The Egyptian resort of El Gouna, a gated community tucked inland along the Red Sea, is a postrevolutionary postcard for how Egypt could bounce back from its worst tourism crisis in three decades. Forget about the pyramids and cruise ships. Sun-seeking socialites and wealthy families continue to flock there despite the political instability of the past year—and all thanks to one billionaire developer’s philosophy that life at El Gouna should not only be about luring tourists, but also about helping Egypt’s working classes.
El Gouna is often pitched by travel agents as the Venice of Egypt because of its 2,700 villas and apartments clustered around man-made canals, which form a labyrinth linked by pedestrian stone bridges. It’s the visionary brainchild of Samih Sawiris, a mogul whose family has been described as Egypt’s Rockefellers. Twenty years ago, he took one look at a 50-kilometer stretch of open desert on Egypt’s east coast and decided to carve out a retreat uniquely different from the nearby tourist mecca of Hurghada—or from any other vacation spot in Egypt, for that matter. His approach: put the tourist second.
“In the beginning phase, the design was to build a couple of hotels and a makeshift meeting area,” says Sawiris, who owns Orascom Hotels & Development, which manages El Gouna. “Then we figured out ... we needed to take care of the staff who lived here much more than the tourists.” To Sawaris, that meant building a state-of-the-art hospital, good schools, a library, a football stadium, a mosque, and a church. “When we finished, we had a self-contained community where people could feel like they belonged. That was important to me,” Sawiris says.
Sawaris’s idea to prioritize staff quality of life was a radical one, but it has been wildly successful. Even as Egypt has struggled with safety concerns, El Gouna has remained a bastion of calm: it attracts what Sawiris likes to call a “happy population.”
“A good father wants his family with him,” says Sawiris, who recently hosted a sleepover for his own young daughters and their friends at his waterfront loft overlooking El Gouna’s marina. “He doesn’t want to leave them in some remote village and come here for a month or a week and never really see them. That kind of life stinks.” And because “happy workers” will keep visitors happy, those “happy visitors” are far more likely to return. Today, El Gouna has 40 percent repeat visitors, the highest proportion in Egypt.

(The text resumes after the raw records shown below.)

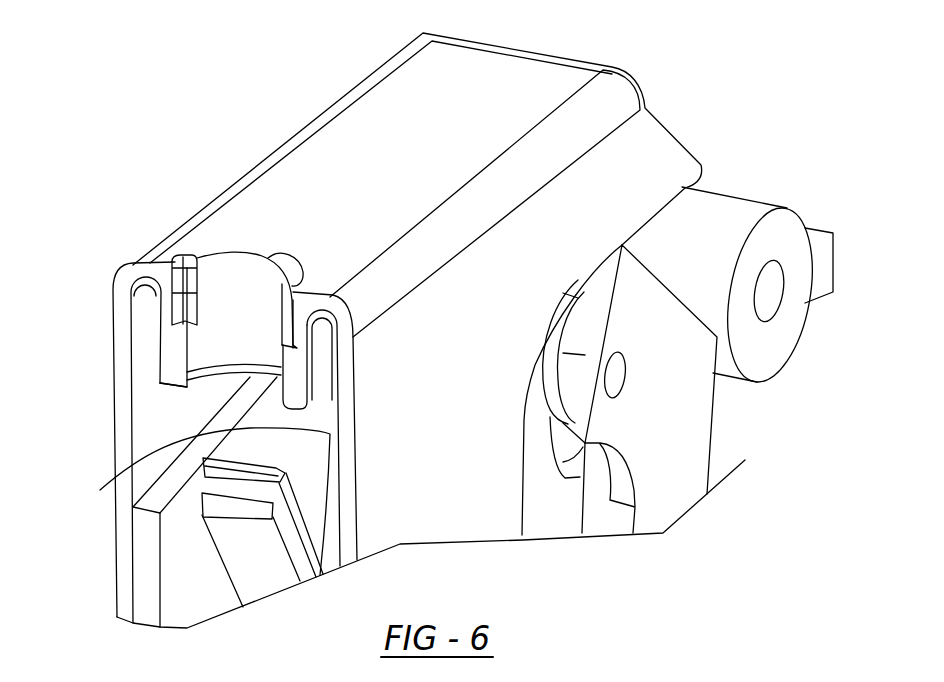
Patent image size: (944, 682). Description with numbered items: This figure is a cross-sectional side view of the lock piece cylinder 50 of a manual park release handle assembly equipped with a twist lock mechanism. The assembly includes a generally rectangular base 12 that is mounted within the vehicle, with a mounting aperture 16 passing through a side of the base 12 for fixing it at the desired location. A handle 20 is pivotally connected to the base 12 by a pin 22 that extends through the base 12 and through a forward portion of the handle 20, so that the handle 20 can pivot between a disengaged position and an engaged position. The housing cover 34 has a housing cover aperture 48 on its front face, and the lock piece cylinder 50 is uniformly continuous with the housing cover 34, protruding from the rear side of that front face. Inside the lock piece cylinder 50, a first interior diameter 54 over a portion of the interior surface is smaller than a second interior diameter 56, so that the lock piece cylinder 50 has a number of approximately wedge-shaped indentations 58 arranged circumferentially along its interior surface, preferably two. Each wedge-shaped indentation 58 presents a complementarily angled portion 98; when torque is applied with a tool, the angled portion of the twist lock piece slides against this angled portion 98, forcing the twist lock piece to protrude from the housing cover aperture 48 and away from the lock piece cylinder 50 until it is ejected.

The base 12 is at (709, 438).
The mounting aperture 16 is at (775, 282).
The handle 20 is at (256, 419).
The pin 22 is at (617, 376).
The housing cover 34 is at (118, 418).
The housing cover aperture 48 is at (200, 362).
The lock piece cylinder 50 is at (219, 272).
The first interior diameter 54 is at (284, 362).
The second interior diameter 56 is at (288, 312).
The wedge-shaped indentation 58 is at (293, 266).
The complementarily angled portion 98 is at (282, 335).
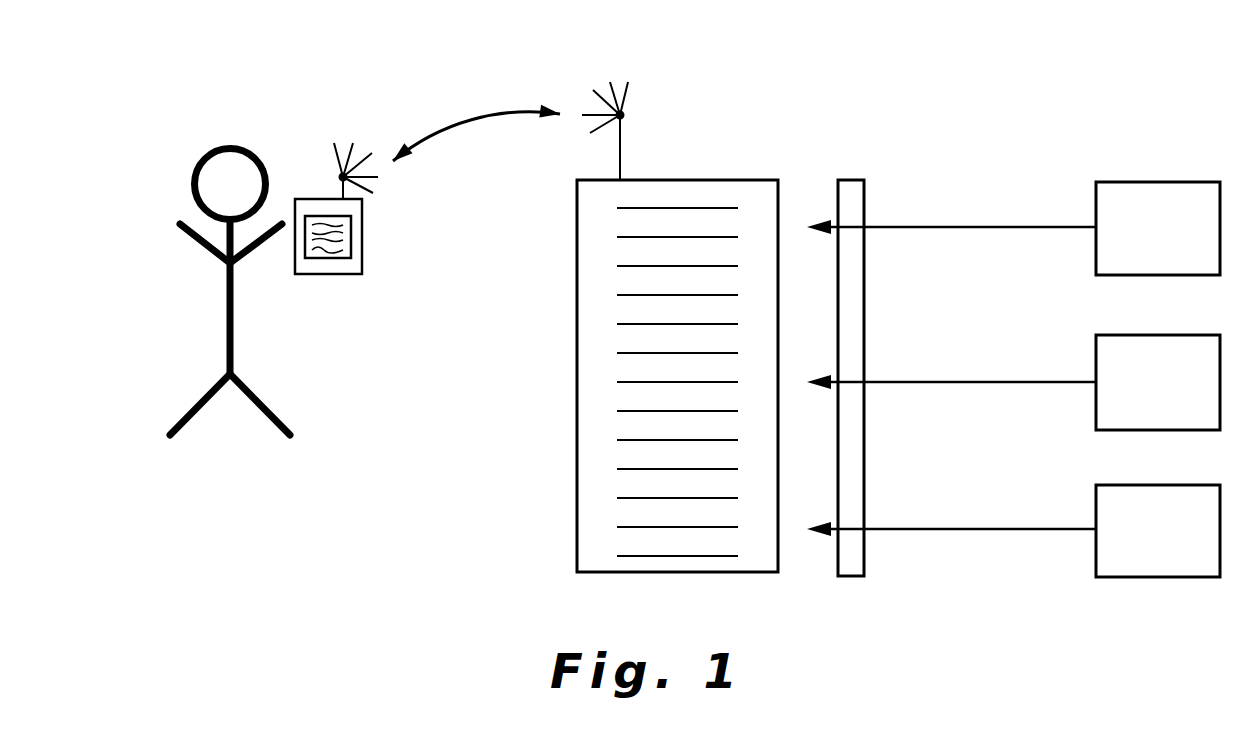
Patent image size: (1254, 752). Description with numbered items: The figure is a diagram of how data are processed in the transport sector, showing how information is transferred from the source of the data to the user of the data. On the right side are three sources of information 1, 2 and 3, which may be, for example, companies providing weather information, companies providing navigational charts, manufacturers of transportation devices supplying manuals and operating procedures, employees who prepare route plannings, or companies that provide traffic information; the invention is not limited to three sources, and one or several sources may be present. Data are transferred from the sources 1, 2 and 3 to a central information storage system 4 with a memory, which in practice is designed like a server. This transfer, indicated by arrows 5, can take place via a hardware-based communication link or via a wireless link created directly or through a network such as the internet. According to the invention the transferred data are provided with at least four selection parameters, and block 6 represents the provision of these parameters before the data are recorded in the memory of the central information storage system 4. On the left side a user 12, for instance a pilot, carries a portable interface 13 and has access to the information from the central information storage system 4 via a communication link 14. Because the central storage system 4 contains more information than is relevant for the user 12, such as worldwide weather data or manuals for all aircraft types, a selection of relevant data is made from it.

The source of information 1 is at (1167, 243).
The source of information 2 is at (1167, 397).
The source of information 3 is at (1167, 546).
The central information storage system 4 is at (742, 180).
The arrows 5 is at (956, 529).
The block 6 is at (853, 180).
The user 12 is at (148, 147).
The portable interface 13 is at (343, 275).
The communication link 14 is at (460, 123).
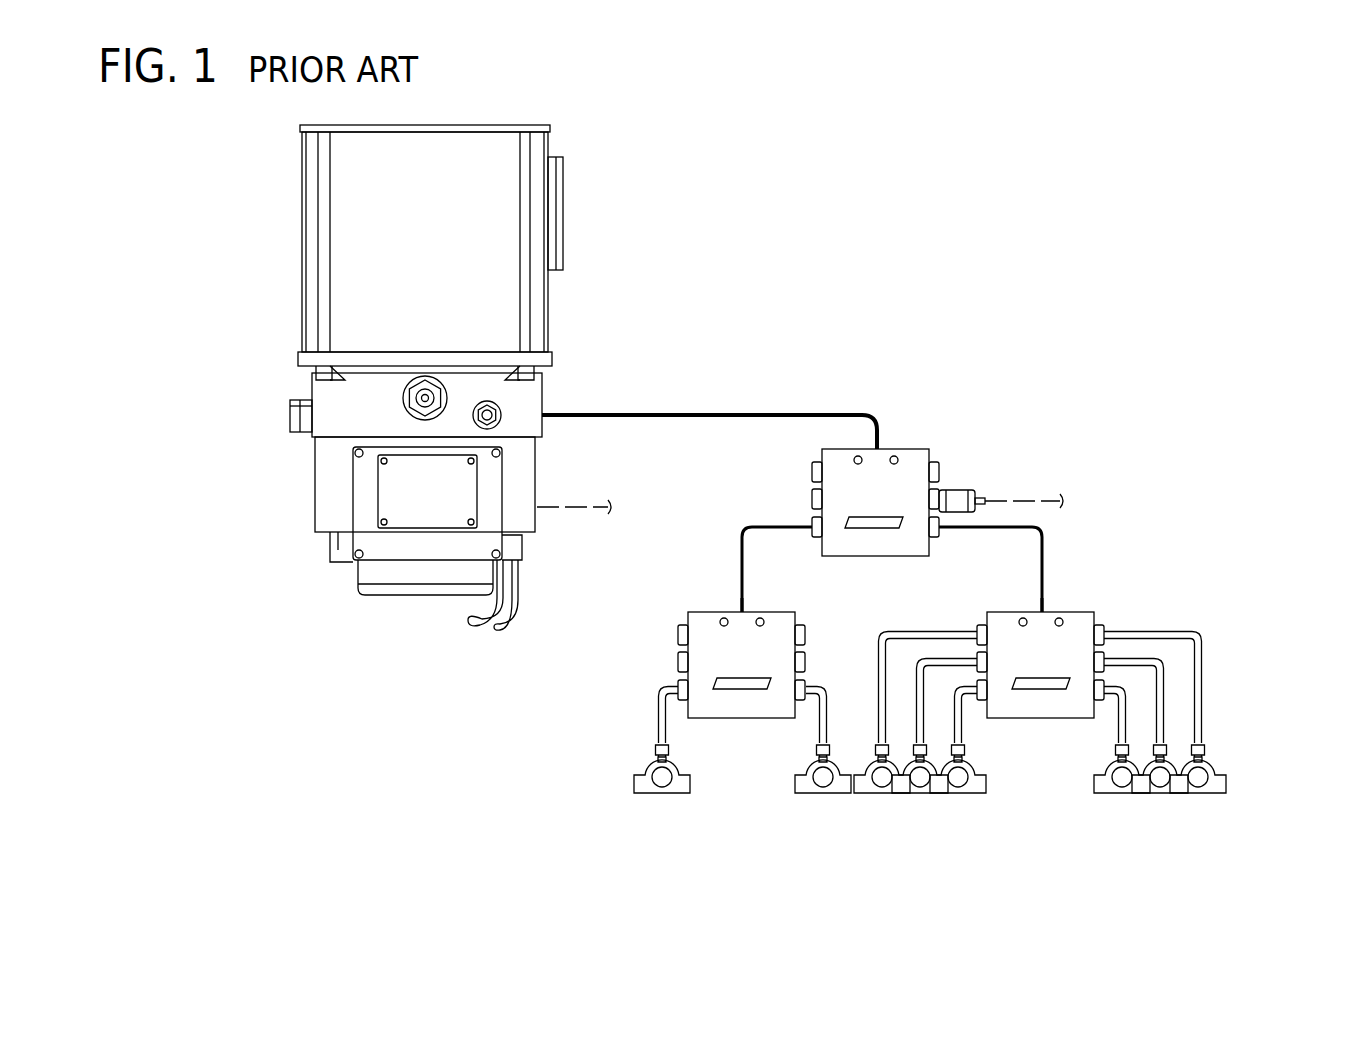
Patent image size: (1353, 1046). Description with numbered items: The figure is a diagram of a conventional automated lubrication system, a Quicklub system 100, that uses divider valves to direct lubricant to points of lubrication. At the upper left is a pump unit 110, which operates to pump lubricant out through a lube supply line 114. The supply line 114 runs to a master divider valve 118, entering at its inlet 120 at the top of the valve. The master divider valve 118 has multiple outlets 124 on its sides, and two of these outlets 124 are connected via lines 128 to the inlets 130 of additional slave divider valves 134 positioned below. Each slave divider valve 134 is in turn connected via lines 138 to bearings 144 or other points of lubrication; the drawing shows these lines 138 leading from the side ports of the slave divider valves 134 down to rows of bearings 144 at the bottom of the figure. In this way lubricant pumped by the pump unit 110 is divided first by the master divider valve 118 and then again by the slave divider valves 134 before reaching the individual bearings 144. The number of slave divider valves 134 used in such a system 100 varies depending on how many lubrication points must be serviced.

The Quicklub system 100 is at (985, 180).
The pump unit 110 is at (575, 152).
The lube supply line 114 is at (728, 413).
The master divider valve 118 is at (904, 440).
The inlet 120 is at (872, 440).
The outlets 124 is at (812, 522).
The lines 128 is at (738, 578).
The inlets 130 is at (746, 609).
The slave divider valves 134 is at (733, 720).
The lines 138 is at (668, 687).
The bearings 144 is at (652, 792).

With its 18-hole golf course, vineyard, shops, hotels, and restaurants, the resort has won awards for its blend of modern and classical Arab design techniques. It is bathed in desert shades of terra cotta and mandarin, alongside Mediterranean touches of teal and white. Orascom has hired more than 100 architects, including Italian Alfredo Freda and American Michael Graves, to build two- to five-bedroom villas (starting at $325,000) with add-on options such as sun terrace, private swimming pools, and yacht driveways. Budget villas and apartments for workers to buy start at $10,000 for a two-bedroom with a five-year installment plan.
Sawiris “has created an alternative to life from Europe that is peaceful and safe,” says Doris Ainedter, an Austrian fashion designer who turned down a SoHo loft to open her first boutique in the heart of El Gouna’s marina shopping center in 2004. When protests broke out in Tahrir Square last January, members of Cairo’s upper class flew to the resort with their foreign friends. The marina was packed with people talking about the news in Arabic, English, German, and French. “Here in Gouna, we are such a warm community. That is what I like. Everyone is here to help each other,” says Ainedter.

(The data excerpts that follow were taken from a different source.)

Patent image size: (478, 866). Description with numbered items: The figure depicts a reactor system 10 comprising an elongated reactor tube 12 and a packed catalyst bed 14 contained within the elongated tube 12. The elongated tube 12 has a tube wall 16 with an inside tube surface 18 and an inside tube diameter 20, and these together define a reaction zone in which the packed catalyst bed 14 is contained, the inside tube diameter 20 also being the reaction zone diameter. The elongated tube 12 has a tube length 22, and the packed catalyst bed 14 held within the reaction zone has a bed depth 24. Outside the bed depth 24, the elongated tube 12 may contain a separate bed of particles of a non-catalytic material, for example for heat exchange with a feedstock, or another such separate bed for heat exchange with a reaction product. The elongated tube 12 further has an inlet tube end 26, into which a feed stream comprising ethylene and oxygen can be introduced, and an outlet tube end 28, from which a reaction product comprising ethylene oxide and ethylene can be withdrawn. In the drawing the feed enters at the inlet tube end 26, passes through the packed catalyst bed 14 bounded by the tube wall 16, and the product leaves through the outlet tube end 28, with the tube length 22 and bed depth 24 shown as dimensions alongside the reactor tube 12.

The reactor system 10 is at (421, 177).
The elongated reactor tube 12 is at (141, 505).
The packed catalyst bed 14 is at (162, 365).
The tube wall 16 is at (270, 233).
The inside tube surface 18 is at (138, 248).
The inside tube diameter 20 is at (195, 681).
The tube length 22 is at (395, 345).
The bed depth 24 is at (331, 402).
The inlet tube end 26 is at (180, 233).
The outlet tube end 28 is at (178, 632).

In the months immediately following the uprising, visitors did indeed stop coming to El Gouna for a short period. Not knowing how long the tourist drought would last, Orascom came up with a plan to exempt shops and offices from paying rent for two months to help prevent a wave of small-business foreclosures.
But as it turned out, some businesses didn’t need the help and had their best year of profits ever. El Gouna’s winery, Kouroum of the Nile, celebrated the first-ever medal awarded to Egyptian wines and launched a sparkling wine in November. The owner of La Maison Bleue, a 10-suite luxury beachfront hotel that opened in January, is in no rush to market the property to travel agents—he has been overbooked on word of mouth alone. And a bar called Loca Loca that opened in November recouped its initial capital investment after only five months. “I don’t want to say that we have not felt the effects at all,” says Kouroum of the Nile’s winemaker, Labib Kallas. “But not very much.”
Earlier this year, the Egyptian Tourism Authority (ETA) hosted a United Nations World Tourism Organization conference on the Red Sea to explore ways to encourage vacationers to return to the country. One key solution they discussed: making local communities into active stakeholders in the tourism industry. So it is no surprise that the new ETA regime has one eye on El Gouna and the other on sites where it could extend the El Gouna model in detail—including possible destinations along the Red Sea’s shores and in the Sinai. The newly appointed tourism minister, Hisham Zaazou, told Newsweek that a sustainable community will continue to thrive even in times of crisis. Lesson learned.